Главная категория сюрреалистической эстетики — так называемое автоматическoе письмо, то есть творчество без контроля сознания, опирающееся только на подсознательные импульсы. Формулируя его, теоретики сюрреализма опирались на учение французского философа-интуитивиста Анри Бергсона и на психоанализ Фрейда–Юнга. Разумеется, в действительности такой тип творчества практически невозможен — напротив, многие полотна того же Сальвадора Дали производят впечатление тщательно сконструированных символических конструкций, каждый элемент которых не просто поддаётся расшифровке, но и настоятельно её требует. Другое дело, что практически все произведения сюрреалистов ориентированы на интерпретацию, они изображают не предметы, а их идеи и образы. Соответственно, восприятие сюрреалистических полотен и текстов требует от зрителя и читателя определённой умственной и эмоциональной подготовки, которая позволила бы найти с ними общий язык. Стремление выражать свои мысли и эмоции на усложнённом языке, принципиальное перескакивание через логические мостики, бурная и прихотливая ассоциативность, насыщенность текста непрямыми значениями делают чтение сюрреалистических произведений увлекательной, но не всегда лёгкой работой.

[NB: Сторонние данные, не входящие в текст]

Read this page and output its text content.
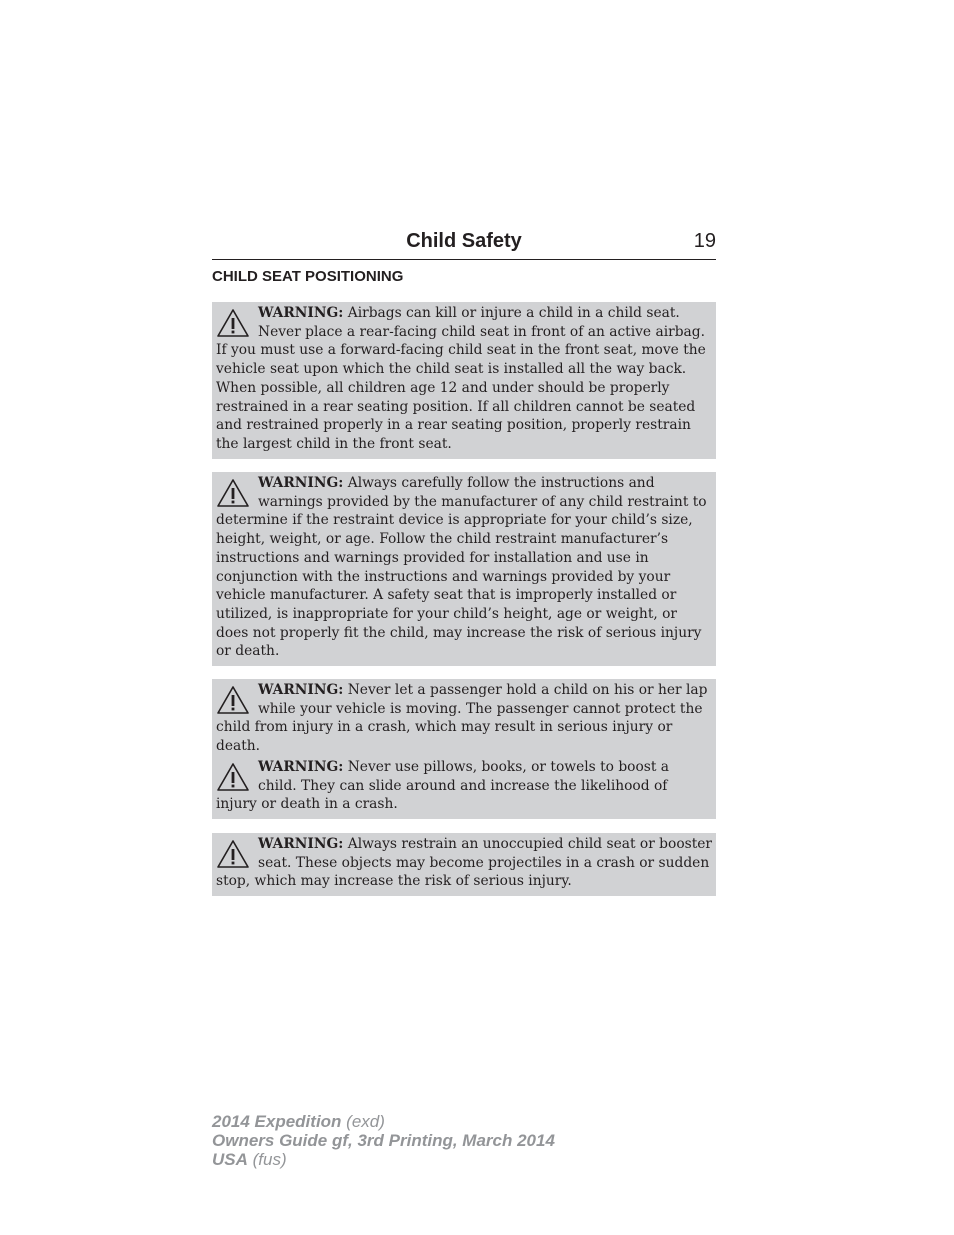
Child Safety	19
CHILD SEAT POSITIONING
WARNING: Airbags can kill or injure a child in a child seat. Never place a rear-facing child seat in front of an active airbag. If you must use a forward-facing child seat in the front seat, move the vehicle seat upon which the child seat is installed all the way back. When possible, all children age 12 and under should be properly restrained in a rear seating position. If all children cannot be seated and restrained properly in a rear seating position, properly restrain the largest child in the front seat.
WARNING: Always carefully follow the instructions and warnings provided by the manufacturer of any child restraint to determine if the restraint device is appropriate for your child’s size, height, weight, or age. Follow the child restraint manufacturer’s instructions and warnings provided for installation and use in conjunction with the instructions and warnings provided by your vehicle manufacturer. A safety seat that is improperly installed or utilized, is inappropriate for your child’s height, age or weight, or does not properly fit the child, may increase the risk of serious injury or death.
WARNING: Never let a passenger hold a child on his or her lap while your vehicle is moving. The passenger cannot protect the child from injury in a crash, which may result in serious injury or death.
WARNING: Never use pillows, books, or towels to boost a child. They can slide around and increase the likelihood of injury or death in a crash.
WARNING: Always restrain an unoccupied child seat or booster seat. These objects may become projectiles in a crash or sudden stop, which may increase the risk of serious injury.
2014 Expedition (exd)
Owners Guide gf, 3rd Printing, March 2014
USA (fus)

Принято считать, что само слово сюрреализм “изобрёл” Гийом Аполлинер, использовав его впервые в одной из своих пьес 1918 года и в статье того же года “Дух времени и поэты”. Как термин он впервые был использован двумя годами позже, в статье будущего мэтра этого течения поэта Бретона, посвящённой тому же Аполлинеру. В том же году выходит в свет классический текст сюрреализма — книга “Магнитные пути” Бретона и Супо, показывающая, по мысли авторов, революционные возможности автоматического письма. Таким образом, сюрреализм начался не с отдельных текстов, а сразу со своеобразной “книги образцов”, хрестоматии, в которую вошли произведения разных жанров: более или менее связные рассказы, отрывочные заметки и стихи.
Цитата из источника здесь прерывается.